Author | : Elizabeth Maier |
Publisher | : Rutgers University Press |
Total Pages | : 398 |
Release | : 2010 |
Genre | : Political Science |
ISBN | : 0813547288 |
Download Women's Activism in Latin America and the Caribbean Book in PDF, ePub and Kindle
"This is a very exciting collection that will fill an important gap in what has emerged in comparative studies of women and Latin American democracies. Maier and Lebon provide provocative overview essays, and the chapters trace a range of cases from Argentina and Brazil to Nicaragua and Venezuela, showing how institutions. leaders and culture all shape the opportunities and challenges women face."---Jane Jaquette, editor of Feminist Agendas and Democracy in Latin America --
Author | : Katalin Fábián |
Publisher | : Woodrow Wilson Center Press |
Total Pages | : 414 |
Release | : 2009-10-14 |
Genre | : History |
ISBN | : 0801894050 |
Download Contemporary Women's Movements in Hungary Book in PDF, ePub and Kindle
As the first and only book in any language on contemporary women’s movements in Hungary, this groundbreaking study focuses on the role of women’s activism in a society where women are not yet adequately represented by established parties and political institutions.

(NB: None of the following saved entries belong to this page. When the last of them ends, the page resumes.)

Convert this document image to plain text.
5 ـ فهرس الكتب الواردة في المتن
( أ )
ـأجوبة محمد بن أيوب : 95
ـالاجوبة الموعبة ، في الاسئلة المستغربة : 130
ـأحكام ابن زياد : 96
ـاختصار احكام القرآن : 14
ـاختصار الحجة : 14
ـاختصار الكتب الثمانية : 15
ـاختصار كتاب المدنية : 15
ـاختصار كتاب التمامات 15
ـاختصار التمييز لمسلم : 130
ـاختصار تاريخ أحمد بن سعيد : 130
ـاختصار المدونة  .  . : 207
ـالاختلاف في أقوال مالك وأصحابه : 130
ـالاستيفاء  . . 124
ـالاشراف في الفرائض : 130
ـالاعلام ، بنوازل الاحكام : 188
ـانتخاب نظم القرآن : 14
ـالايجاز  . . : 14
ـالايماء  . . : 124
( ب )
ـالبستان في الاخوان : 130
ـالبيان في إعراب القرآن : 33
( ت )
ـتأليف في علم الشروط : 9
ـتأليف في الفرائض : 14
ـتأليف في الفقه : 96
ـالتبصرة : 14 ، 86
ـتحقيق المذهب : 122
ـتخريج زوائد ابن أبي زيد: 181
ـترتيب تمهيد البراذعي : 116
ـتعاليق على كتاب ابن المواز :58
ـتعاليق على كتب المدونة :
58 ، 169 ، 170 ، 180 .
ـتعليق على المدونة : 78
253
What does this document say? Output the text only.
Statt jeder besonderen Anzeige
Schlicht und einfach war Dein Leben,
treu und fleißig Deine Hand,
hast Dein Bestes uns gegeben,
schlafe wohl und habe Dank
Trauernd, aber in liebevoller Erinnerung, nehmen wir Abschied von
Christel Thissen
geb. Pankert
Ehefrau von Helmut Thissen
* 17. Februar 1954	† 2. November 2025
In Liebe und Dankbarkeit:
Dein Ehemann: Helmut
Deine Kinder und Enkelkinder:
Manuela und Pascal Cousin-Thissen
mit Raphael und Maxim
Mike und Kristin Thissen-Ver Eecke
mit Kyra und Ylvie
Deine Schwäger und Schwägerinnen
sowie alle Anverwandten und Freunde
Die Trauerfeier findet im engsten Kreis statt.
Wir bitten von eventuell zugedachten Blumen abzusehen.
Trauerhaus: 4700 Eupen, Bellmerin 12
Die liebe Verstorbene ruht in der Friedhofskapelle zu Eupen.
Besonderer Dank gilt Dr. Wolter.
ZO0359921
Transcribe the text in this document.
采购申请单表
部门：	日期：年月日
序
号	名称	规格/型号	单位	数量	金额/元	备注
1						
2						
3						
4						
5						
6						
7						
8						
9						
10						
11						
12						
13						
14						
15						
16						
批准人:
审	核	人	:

Drawing on eyewitness accounts of meetings and protests, as well as first-person interviews with leading female activists, Katalin Fábián examines the interactions between women’s groups in Hungary and studies the unique brand of democracy they have forged in postcommunist Eastern Europe. Through her analysis, she demonstrates how democratization and globalization—with their attendant range of challenges and opportunities—have led women to redefine public-private divides.